Charles Leclerc looked down and out after the race, despite outscoring Max Verstappen. His demeanour in his interview with Sky Sports F1 spoke volumes, as he seemed deflated by the result. In comparison to his buoyant mood after beating out Verstappen in the season opener in Bahrain, he looked lost after a race in which all of the crucial moments and swings went against him.
🗣️ 'Let's focus on Sainz'
Leclerc finished off the podium and gives his full reflections on the race 👇 pic.twitter.com/mPO1urIiDD
— Sky Sports F1 (@SkySportsF1) July 3, 2022
Explaining where things had gone wrong for him at Silverstone, Leclerc said:
It was nice, but 0n the other hand...I had old hard tyres and everyone around me was on softs, so I was struggling massively. In the end I gave my absolute best but it wasn't enough. It's obviously disappointing.
We'll have to look at the global picture. On my side, I only have my picture of my race. In the car sometimes you don't have the full picture. On my side I feel like I've lost a little bit too much time in the first stint and the first part of the second stint. This is only my view and it might change once I see the full picture.
For a man who started on cloud nine in Bahrain, it's looking increasingly miserable for Charles Leclerc in 2022. He certainly hasn't given up the fight - but it may well be over already.
Wrapping up from the British Grand Prix
|1st||Max Verstappen||Red Bull Racing-RBPT||181||6 (+1 sprint win)|
|2nd||Sergio Perez||Red Bull Racing-RBPT||147||1|
|3rd||Charles Leclerc||Scuderia Ferrari||138||2|
|4th||Carlos Sainz Jr||Scuderia Ferrari||127||1|
|5th||George Russell||Mercedes AMG F1||111||0|
- Driver of the day: There were some seriously strong contenders for this gong, but Sergio Perez's remarkable drive from P17 after his contact with Charles Leclerc at the restart all the way up to P2 at the conclusion of the day was one of the best drives so far this season. Honourable mentions to Carlos Sainz for his maiden win and Sebastian Vettel for sealing P9 from a P18 start.

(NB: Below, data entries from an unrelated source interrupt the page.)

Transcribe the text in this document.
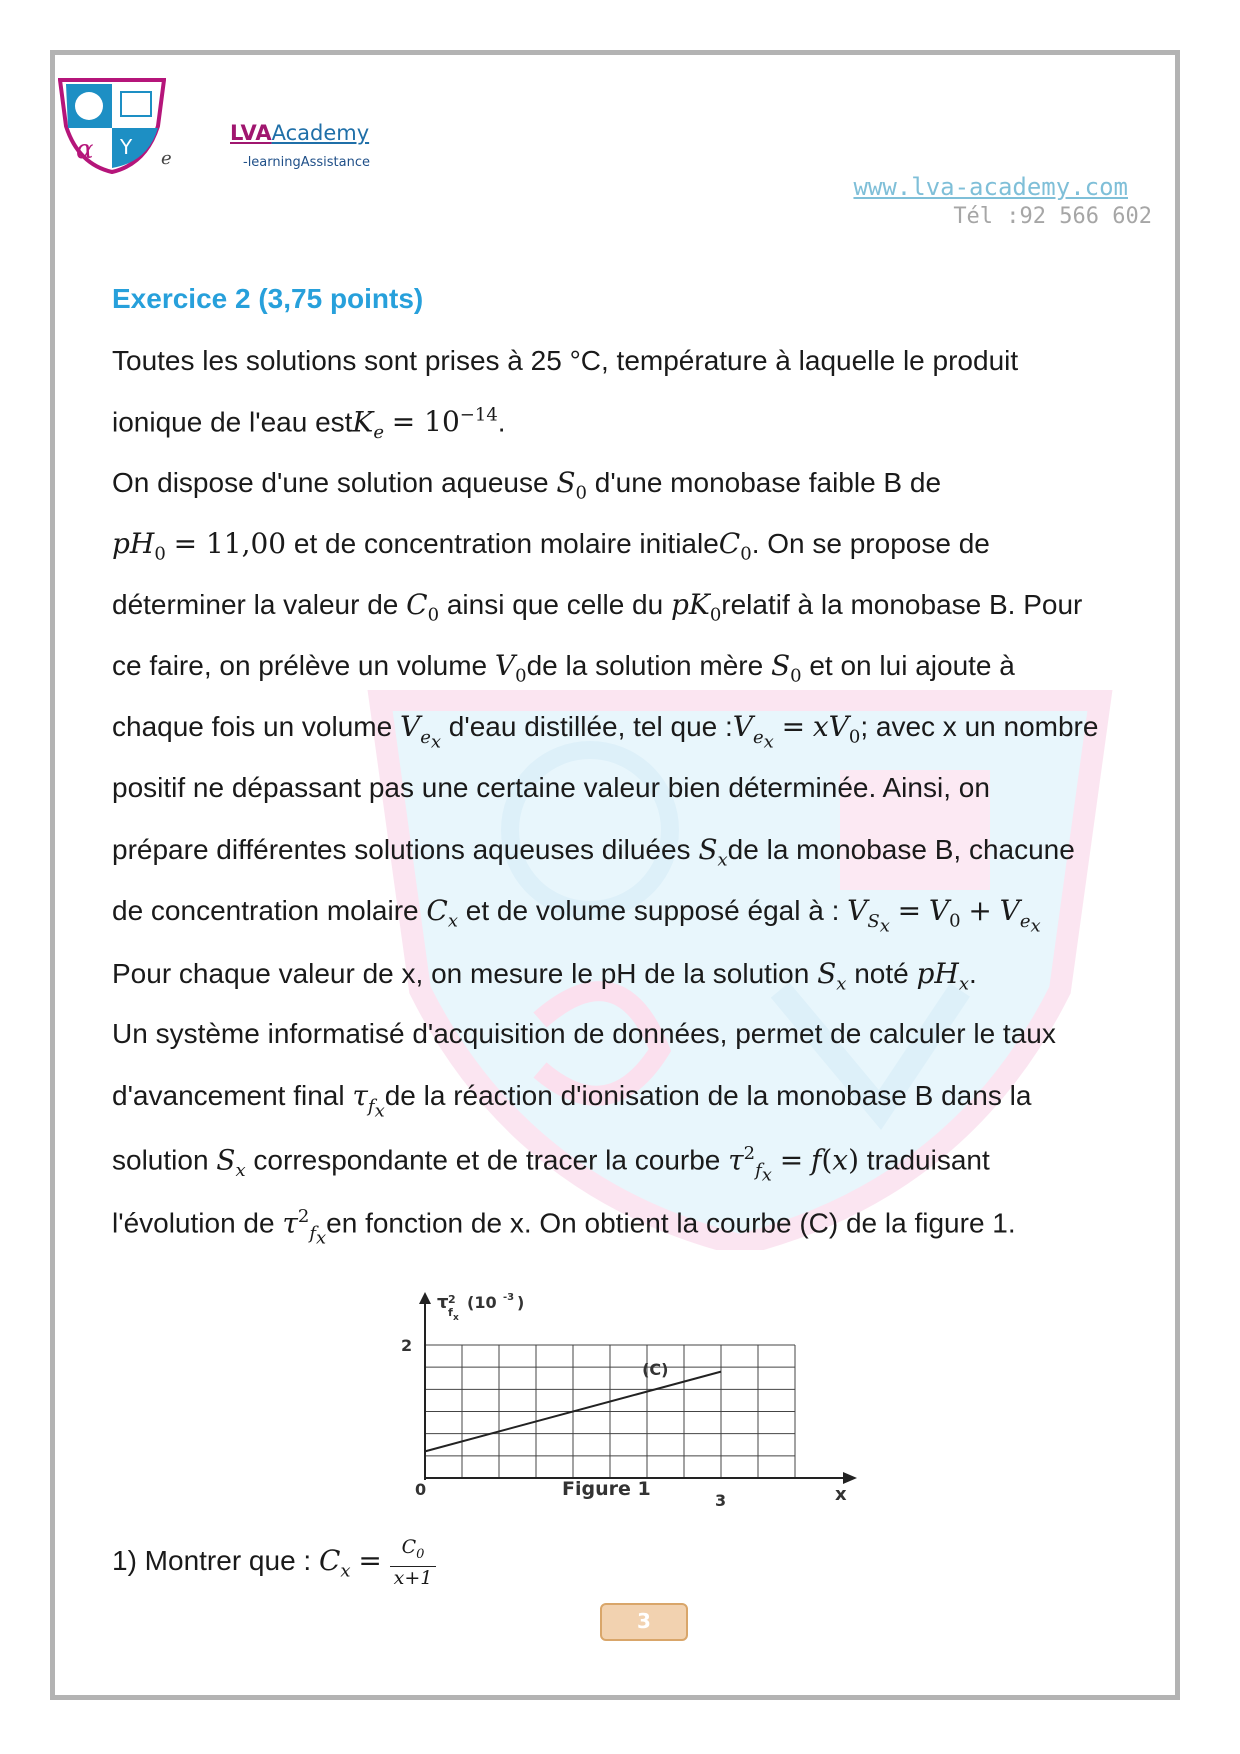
α Y
LVAAcademy
e	-learningAssistance
www.lva-academy.com
Tél :92 566 602
Exercice 2 (3,75 points)
Toutes les solutions sont prises à 25 °C, température à laquelle le produit
ionique de l'eau estK$_e$ = $10^{-14}$.
On dispose d'une solution aqueuse $S_0$ d'une monobase faible B de
$pH_0 = 11,00$ et de concentration molaire initialeC$_0$. On se propose de
déterminer la valeur de $C_0$ ainsi que celle du $pK_0relatif$ à la monobase B. Pour
ce faire, on prélève un volume $V_0de$ la solution mère $S_0$ et on lui ajoute à
chaque fois un volume $V_{e_x}$ d'eau distillée, tel que $:V_{e_x} = xV_0$; avec x un nombre
positif ne dépassant pas une certaine valeur bien déterminée. Ainsi, on
prépare différentes solutions aqueuses diluées $S_xde$ la monobase B, chacune
de concentration molaire $C_x$ et de volume supposé égal à : $V_{S_x} = V_0 + V_{e_x}$
Pour chaque valeur de x, on mesure le pH de la solution $S_x$ noté $pH_x$.
Un système informatisé d'acquisition de données, permet de calculer le taux
d'avancement final $\tau_{f_x}de$ la réaction d'ionisation de la monobase B dans la
solution $S_x$ correspondante et de tracer la courbe $\tau^2_{f_x} = f(x)$ traduisant
l'évolution de $\tau^2_{f_x}en$ fonction de x. On obtient la courbe (C) de la figure 1.
τ 2
f x
(10 -3 )
2
0
3	x
(C)
Figure 1
1) Montrer que : $C_x = \frac{C_0}{x+1}$
3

- Day to forget: It's a miracle that Zhou Guanyu was unhurt after the terrifying incident at turn one, and he will likely want to forget the Silverstone weekend in a hurry. Thankfully, it seems as though he will be fit to race again in Austria next weekend.
- The big question ahead of round #11: Can anyone come close to beating Max Verstappen? The Red Bull man was imperious in Austria last year and, given his current form, it's hard to see anyone stopping him.